Do you think I have a fair picture of yourself? Any last comments?

 

I tried to be as honest as I can. I’m sure that I left a lot of things out. I’d like to say that you’re the best friend that I’ve made here and no matter where we live, I hope you come with us. And that’s the honest truth, Donna.

 

And I will be at your funeral, Cyrenia, no rnatter where you live. You are a beautiful person.

 

Thank you. If I’m not at yours first!

I’d like to think that’s something that I learned from my parents. It goes back to them. How to age. I think that if my dad had had the opportunity, he would have aged wonderfully. But my mother taught me how to age. She loved life and always gave of herself right up until the end. Really, even lying In bed, she was always surrounded by people and was able to communicate, at least.

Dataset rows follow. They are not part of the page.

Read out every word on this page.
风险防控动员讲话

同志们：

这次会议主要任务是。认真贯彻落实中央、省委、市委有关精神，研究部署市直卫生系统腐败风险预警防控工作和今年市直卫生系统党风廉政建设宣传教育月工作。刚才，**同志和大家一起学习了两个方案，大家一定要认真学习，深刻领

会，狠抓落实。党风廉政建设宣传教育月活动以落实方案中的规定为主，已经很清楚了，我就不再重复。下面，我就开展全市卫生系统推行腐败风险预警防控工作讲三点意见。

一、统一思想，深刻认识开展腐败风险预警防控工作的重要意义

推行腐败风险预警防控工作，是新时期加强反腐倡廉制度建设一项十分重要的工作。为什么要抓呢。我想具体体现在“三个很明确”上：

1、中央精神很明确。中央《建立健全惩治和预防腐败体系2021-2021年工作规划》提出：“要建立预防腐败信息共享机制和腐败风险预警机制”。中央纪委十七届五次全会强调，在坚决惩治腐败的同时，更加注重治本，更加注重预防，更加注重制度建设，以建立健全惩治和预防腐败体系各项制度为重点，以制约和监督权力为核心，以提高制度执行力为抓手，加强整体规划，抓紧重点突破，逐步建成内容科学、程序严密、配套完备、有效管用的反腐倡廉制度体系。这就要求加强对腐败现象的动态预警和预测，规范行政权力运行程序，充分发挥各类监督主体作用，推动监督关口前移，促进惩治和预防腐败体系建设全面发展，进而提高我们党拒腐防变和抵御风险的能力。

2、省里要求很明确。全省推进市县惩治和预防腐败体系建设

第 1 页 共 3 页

Just through communication you can give so much. Mom was a perfect example of that. Yeah, I hope that I can be half the woman that my mother was. Just to grow old and be a contributor, a loving mother, friend.

 

How do feel after talking about your life?

 

Very therapeutic. Very much so. I feel better. It made me examine my past and how I feel. In depth questions. It makes me actually look forward to the future by just making me think about it. Something we probably all need to do. Have someone sit down and ask us questions on our thought and feelings. It does help put words to our thoughts and feelings. So I really appreciated this. It was good for me.

 

lt was wonderful for me and I appreciate you giving me the time today. Hopefully, I will have all of this in writing for you and I will give you a copy and Submit one to the Archive.

 

I would love it because you know, I can give it to the girls

 

A legacy. Something you can give to your children.

 

Yeah, Thank you so much, Donna.

 

You’re welcome. It was a pleasure to do this.